Valérie Murat était poursuivie en justice pour avoir, sur la base d’analyses, accusé des vins certifiés « haute valeur environnementale » de contenir des molécules toxiques. Contactée par basta !, elle annonce faire appel.

« Le tribunal donne raison à l’omerta. » Valérie Murat, et la petite association Alerte aux toxiques dont elle est porte-parole, viennent d’être condamnées en première instance ce 25 février par le tribunal de Libourne pour « dénigrement collectif à l’égard de la filière » des vins de Bordeaux. Le tribunal leur ordonne de payer 100 000 euros de dommages et intérêts au conseil interprofessionnel des vins de Bordeaux (CIVB), ainsi que 25 003 euros à d’autres plaignants du monde du vin. Pour son avocat, Eric Morain, contacté par basta !, « le tribunal a ordonné l’exécution sociale de Valérie Murat dans une décision éminemment contestable et orientée », soulignant que sa cliente ne dispose pas d’une telle somme. « Le seul droit dont on n’a pas encore privé ma cliente est celui de faire appel, elle le fera sans délai et ira jusqu’au bout. Jamais une procédure bâillon n’aura si bien porté son nom. »

Comment en est-on arrivés là ? Fille de viticulteur, Valérie Murat s’est engagée dans la lutte contre les pesticides après la mort de son père d’un cancer du poumon, reconnu comme maladie professionnelle, et a créé l’association Alerte aux toxiques.

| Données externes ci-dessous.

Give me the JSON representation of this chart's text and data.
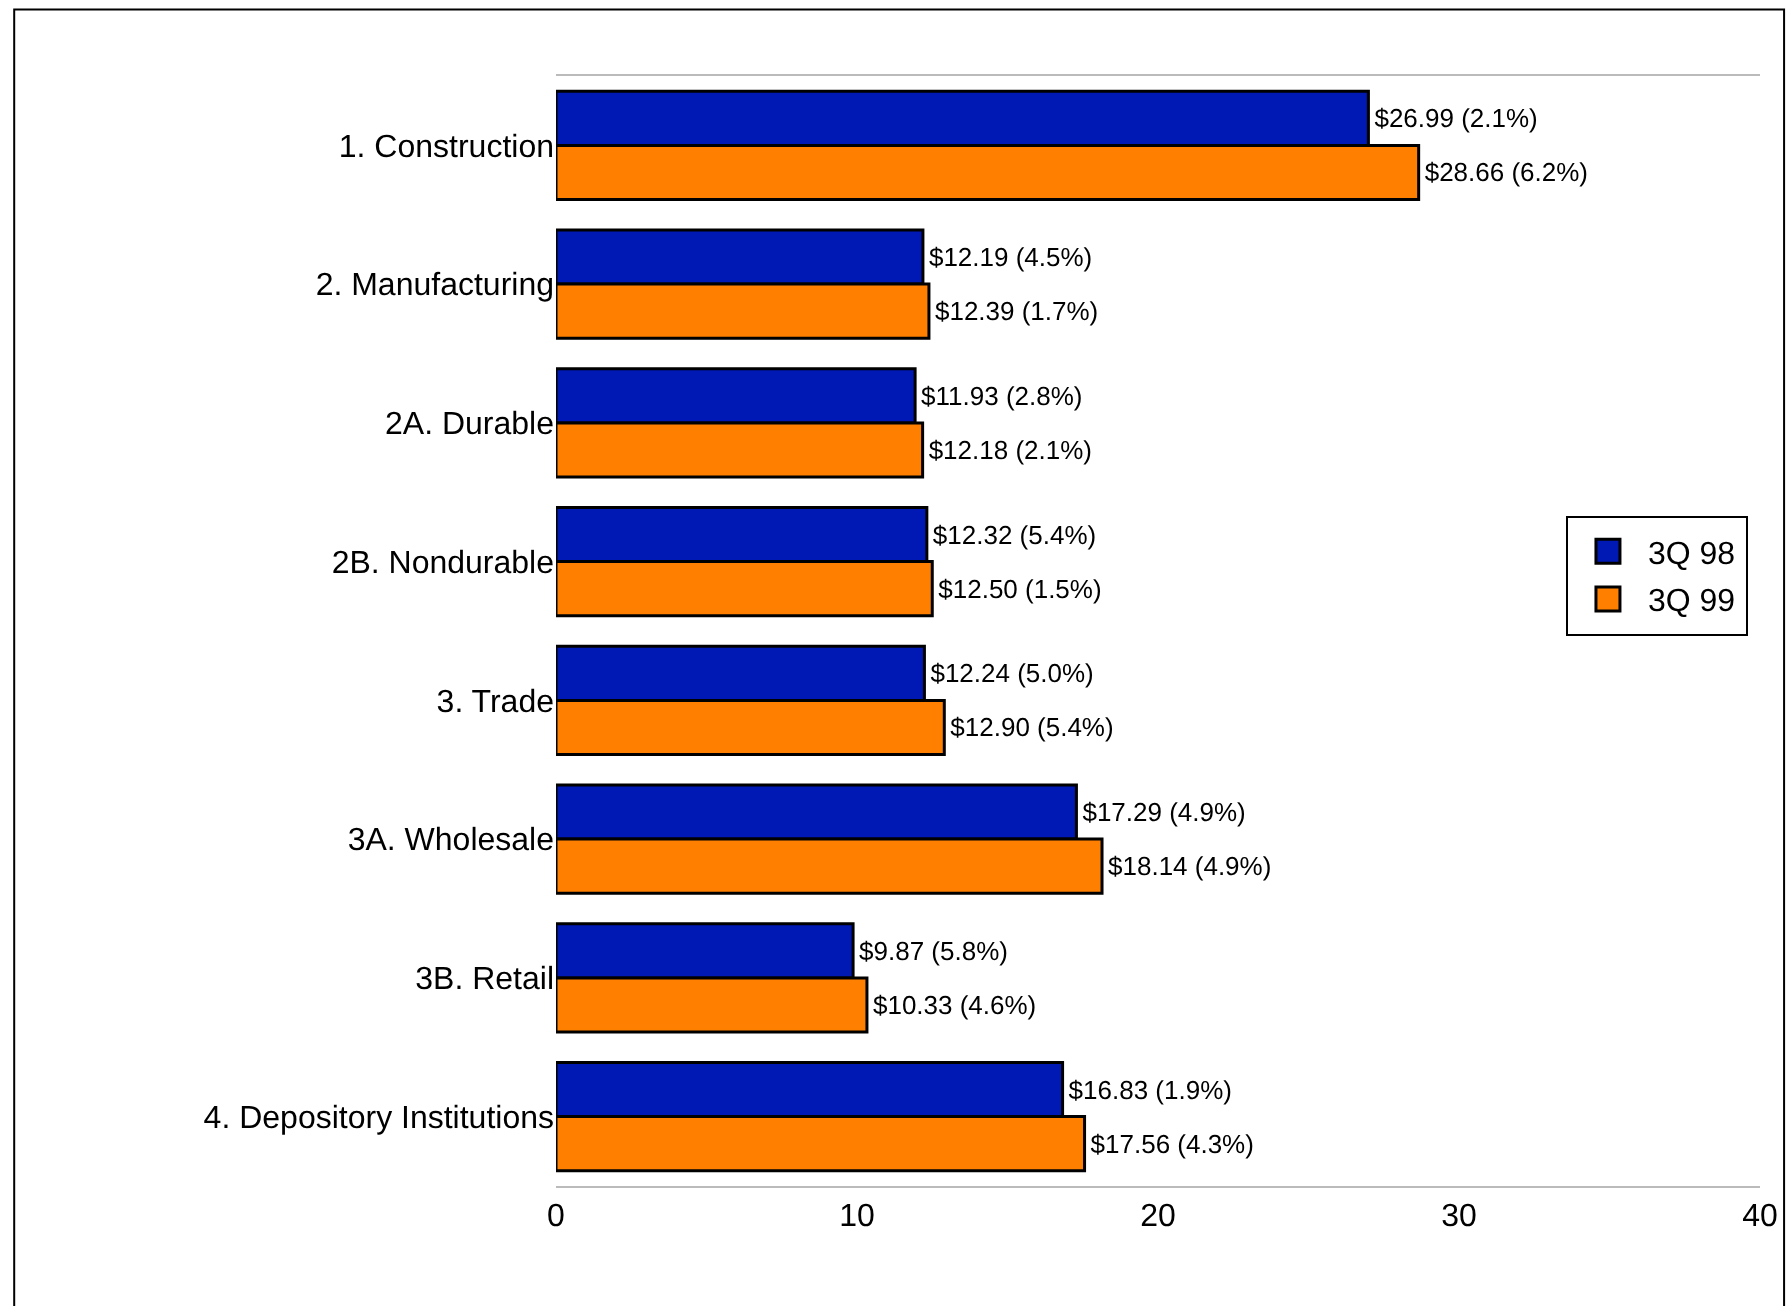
{
  "chart_data": {
    "type": "bar",
    "orientation": "horizontal",
    "categories": [
      "1. Construction",
      "2. Manufacturing",
      "2A. Durable",
      "2B. Nondurable",
      "3. Trade",
      "3A. Wholesale",
      "3B. Retail",
      "4. Depository Institutions"
    ],
    "series": [
      {
        "name": "3Q 98",
        "color": "#0019b5",
        "values": [
          26.99,
          12.19,
          11.93,
          12.32,
          12.24,
          17.29,
          9.87,
          16.83
        ],
        "value_labels": [
          "$26.99 (2.1%)",
          "$12.19 (4.5%)",
          "$11.93 (2.8%)",
          "$12.32 (5.4%)",
          "$12.24 (5.0%)",
          "$17.29 (4.9%)",
          "$9.87 (5.8%)",
          "$16.83 (1.9%)"
        ]
      },
      {
        "name": "3Q 99",
        "color": "#ff8000",
        "values": [
          28.66,
          12.39,
          12.18,
          12.5,
          12.9,
          18.14,
          10.33,
          17.56
        ],
        "value_labels": [
          "$28.66 (6.2%)",
          "$12.39 (1.7%)",
          "$12.18 (2.1%)",
          "$12.50 (1.5%)",
          "$12.90 (5.4%)",
          "$18.14 (4.9%)",
          "$10.33 (4.6%)",
          "$17.56 (4.3%)"
        ]
      }
    ],
    "xlim": [
      0,
      40
    ],
    "xticks": [
      0,
      10,
      20,
      30,
      40
    ],
    "grid": false,
    "legend": "right"
  }
}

En 2020, elle réalise une campagne d’analyse sur 22 bouteilles de vins, issues pour la plupart de domaines bordelais. Elle cible des vins affichant la certification HVE (Haute valeur environnementale) ou se référant à une pratique vertueuse. Les résultats des analyses, publiés en septembre dernier, montrent que toutes les bouteilles contiennent des molécules – sept en moyenne – considérées comme des perturbateurs endocriniens potentiels. Dans onze bouteilles, des traces de substances classées CMR probables – c’est à dire cancérigènes, mutagènes et reprotoxiques – ont été mises en évidence. Neuf bouteilles renferment au moins un des fongicides dits SDHI. « Ces résultats montrent des écarts importants entre le marketing, les promesses et la réalité des pratiques professionnelles », commentait alors Valérie Murat.